Everyone is different, that sounds like a good result for you. Keep going.

ketiv745 years ago

When I got diagnosed as RA, I had RF, ESR & CRP were all in 50's I think. I started on Mtx 15 mg inj and within 8 weeks, I was almost symptom free, ESR & CRP were down in normal range at 2 month check after I started. So I responded to Mtx pretty quickly too, hope it keeps working for both of us :).

Can't say much diagnosis wise, if it's right or not. To be fair I doubt it sometimes myself too.

cornerhouse5 years ago

Thanks for that. It's such a help to know that I'm not alone in finding all this bewildering and that my response to mtx isn't exceptional.

Nocciola5 years ago

I have been on methotrexate for 7 weeks and am also virtually symptom free. I started on 15 mg once a week for 4 weeks, and am now on 20 mg once a week, plus 5 mg per day of prednisone, plus 1 mg of folic acid on non-methotrexate days.

I was really bad off in February, hobbling around because my bones felt like they were coming through my feet, it was too painful to walk with bare feet, my rings were too tight, my shoes were too tight. All of those symptoms went away pretty quickly after 10 days on a 30 day prednisone taper, before starting the methotrexate. I feel so energetic, like I am in my 20’s again ( I will turn 55 this summer).

The only symptom I now have is my left ring finger is slightly inflamed and sometimes slightly bends, but I can straighten it out and even bend it backwards. I find that it gets worse, and I get additional symptoms like a slight pain in my right thumb base and along the edges of my feet, when I drink lattes and eat candy, salty food, and white carbs.

I feel symptom-free when I stick with fruit, vegetables, fish, water and green tea.
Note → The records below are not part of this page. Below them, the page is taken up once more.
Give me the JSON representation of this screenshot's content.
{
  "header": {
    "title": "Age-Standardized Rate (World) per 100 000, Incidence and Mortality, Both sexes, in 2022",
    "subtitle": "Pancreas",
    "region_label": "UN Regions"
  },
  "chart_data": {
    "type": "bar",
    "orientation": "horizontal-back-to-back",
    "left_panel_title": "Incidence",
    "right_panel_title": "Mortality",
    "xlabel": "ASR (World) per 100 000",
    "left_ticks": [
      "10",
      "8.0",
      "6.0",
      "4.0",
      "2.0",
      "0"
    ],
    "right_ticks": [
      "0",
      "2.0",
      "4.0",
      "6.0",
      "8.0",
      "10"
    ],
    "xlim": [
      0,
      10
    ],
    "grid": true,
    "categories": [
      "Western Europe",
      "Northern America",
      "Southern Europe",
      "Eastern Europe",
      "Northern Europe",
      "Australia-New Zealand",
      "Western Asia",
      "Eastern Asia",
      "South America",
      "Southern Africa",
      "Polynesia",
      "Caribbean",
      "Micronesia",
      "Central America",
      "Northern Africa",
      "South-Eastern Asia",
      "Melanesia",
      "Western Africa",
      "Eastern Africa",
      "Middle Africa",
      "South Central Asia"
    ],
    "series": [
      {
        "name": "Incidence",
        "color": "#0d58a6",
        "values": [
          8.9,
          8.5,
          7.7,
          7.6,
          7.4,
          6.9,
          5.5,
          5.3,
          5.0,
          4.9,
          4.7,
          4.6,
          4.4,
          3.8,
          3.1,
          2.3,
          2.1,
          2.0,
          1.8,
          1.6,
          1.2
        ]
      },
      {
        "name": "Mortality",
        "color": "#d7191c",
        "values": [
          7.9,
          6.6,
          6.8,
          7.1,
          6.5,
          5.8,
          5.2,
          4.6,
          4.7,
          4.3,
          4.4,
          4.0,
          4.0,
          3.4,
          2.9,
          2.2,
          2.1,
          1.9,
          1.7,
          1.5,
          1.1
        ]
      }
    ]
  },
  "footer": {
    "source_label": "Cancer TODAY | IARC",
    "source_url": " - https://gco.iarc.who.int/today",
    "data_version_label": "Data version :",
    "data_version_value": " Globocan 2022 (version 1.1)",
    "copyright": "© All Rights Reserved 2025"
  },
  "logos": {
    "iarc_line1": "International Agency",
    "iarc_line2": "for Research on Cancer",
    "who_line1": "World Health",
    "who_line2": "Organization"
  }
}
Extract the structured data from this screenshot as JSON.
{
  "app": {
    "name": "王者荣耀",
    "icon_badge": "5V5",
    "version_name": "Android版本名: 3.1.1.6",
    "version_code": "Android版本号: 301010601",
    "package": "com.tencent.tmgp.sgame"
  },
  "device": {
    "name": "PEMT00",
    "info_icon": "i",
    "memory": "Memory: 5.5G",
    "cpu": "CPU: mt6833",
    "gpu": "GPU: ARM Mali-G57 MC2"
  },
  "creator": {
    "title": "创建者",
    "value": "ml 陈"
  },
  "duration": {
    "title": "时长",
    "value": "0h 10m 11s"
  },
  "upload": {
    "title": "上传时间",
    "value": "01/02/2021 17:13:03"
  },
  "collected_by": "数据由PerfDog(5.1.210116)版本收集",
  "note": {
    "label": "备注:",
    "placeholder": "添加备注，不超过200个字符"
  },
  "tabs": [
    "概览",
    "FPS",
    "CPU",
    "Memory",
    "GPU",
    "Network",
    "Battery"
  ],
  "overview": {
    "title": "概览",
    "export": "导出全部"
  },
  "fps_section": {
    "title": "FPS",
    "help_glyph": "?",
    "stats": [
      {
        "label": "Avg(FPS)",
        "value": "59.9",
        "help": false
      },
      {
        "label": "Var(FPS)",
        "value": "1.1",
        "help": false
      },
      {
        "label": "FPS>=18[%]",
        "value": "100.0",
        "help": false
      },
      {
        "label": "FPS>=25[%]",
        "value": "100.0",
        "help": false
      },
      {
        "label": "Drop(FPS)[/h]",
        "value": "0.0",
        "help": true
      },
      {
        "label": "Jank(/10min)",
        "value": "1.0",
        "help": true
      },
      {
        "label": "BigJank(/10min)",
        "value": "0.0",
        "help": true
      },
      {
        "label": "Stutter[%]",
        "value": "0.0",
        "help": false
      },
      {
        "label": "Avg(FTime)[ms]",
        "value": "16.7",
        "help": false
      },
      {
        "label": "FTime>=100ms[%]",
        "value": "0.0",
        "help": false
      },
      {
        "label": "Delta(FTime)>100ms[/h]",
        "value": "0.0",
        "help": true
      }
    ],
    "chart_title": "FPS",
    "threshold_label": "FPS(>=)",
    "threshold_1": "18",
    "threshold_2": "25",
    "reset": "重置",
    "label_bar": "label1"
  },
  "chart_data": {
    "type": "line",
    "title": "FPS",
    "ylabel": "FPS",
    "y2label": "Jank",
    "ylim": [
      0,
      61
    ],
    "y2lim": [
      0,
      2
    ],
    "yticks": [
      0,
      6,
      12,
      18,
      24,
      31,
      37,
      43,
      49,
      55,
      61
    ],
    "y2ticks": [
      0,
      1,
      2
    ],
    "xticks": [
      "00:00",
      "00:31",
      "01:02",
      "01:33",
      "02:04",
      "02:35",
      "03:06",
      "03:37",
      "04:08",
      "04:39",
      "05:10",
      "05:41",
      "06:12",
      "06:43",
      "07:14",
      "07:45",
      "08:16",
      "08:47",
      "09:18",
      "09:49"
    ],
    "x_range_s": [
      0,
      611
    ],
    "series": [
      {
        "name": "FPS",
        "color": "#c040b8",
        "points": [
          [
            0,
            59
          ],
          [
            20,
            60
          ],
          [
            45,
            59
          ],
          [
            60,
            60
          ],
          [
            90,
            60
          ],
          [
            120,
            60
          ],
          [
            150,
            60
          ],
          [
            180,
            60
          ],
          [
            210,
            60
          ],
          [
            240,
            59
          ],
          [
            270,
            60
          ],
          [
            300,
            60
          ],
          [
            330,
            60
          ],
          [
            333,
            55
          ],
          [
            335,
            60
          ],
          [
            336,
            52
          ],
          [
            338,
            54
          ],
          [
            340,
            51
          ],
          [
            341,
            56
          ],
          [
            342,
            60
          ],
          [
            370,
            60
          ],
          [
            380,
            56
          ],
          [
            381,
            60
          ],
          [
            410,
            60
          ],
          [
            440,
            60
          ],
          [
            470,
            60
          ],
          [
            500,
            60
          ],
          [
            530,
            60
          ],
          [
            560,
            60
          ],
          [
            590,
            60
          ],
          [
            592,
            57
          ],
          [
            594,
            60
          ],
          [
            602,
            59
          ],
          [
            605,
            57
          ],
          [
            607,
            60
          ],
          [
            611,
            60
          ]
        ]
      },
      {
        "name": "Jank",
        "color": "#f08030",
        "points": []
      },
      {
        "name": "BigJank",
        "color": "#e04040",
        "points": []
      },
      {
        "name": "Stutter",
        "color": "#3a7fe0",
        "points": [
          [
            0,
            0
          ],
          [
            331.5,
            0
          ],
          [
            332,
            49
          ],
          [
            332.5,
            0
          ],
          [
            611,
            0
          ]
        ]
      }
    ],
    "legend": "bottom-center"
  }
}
Does anyone else find that what they eat and drink effects their symptoms?

My very experienced, very published Johns Hopkins rheumatologist is skeptical that diet is helping my symptoms, she attributes the success to the methotrexate. But there is no way I would ever voluntarily give up pizza, lattes, warm bread, cake, candy, etc., unless I sincerely believed, through cause and effect, that they make my symptoms worse. Now I only enjoy these things on special occasions.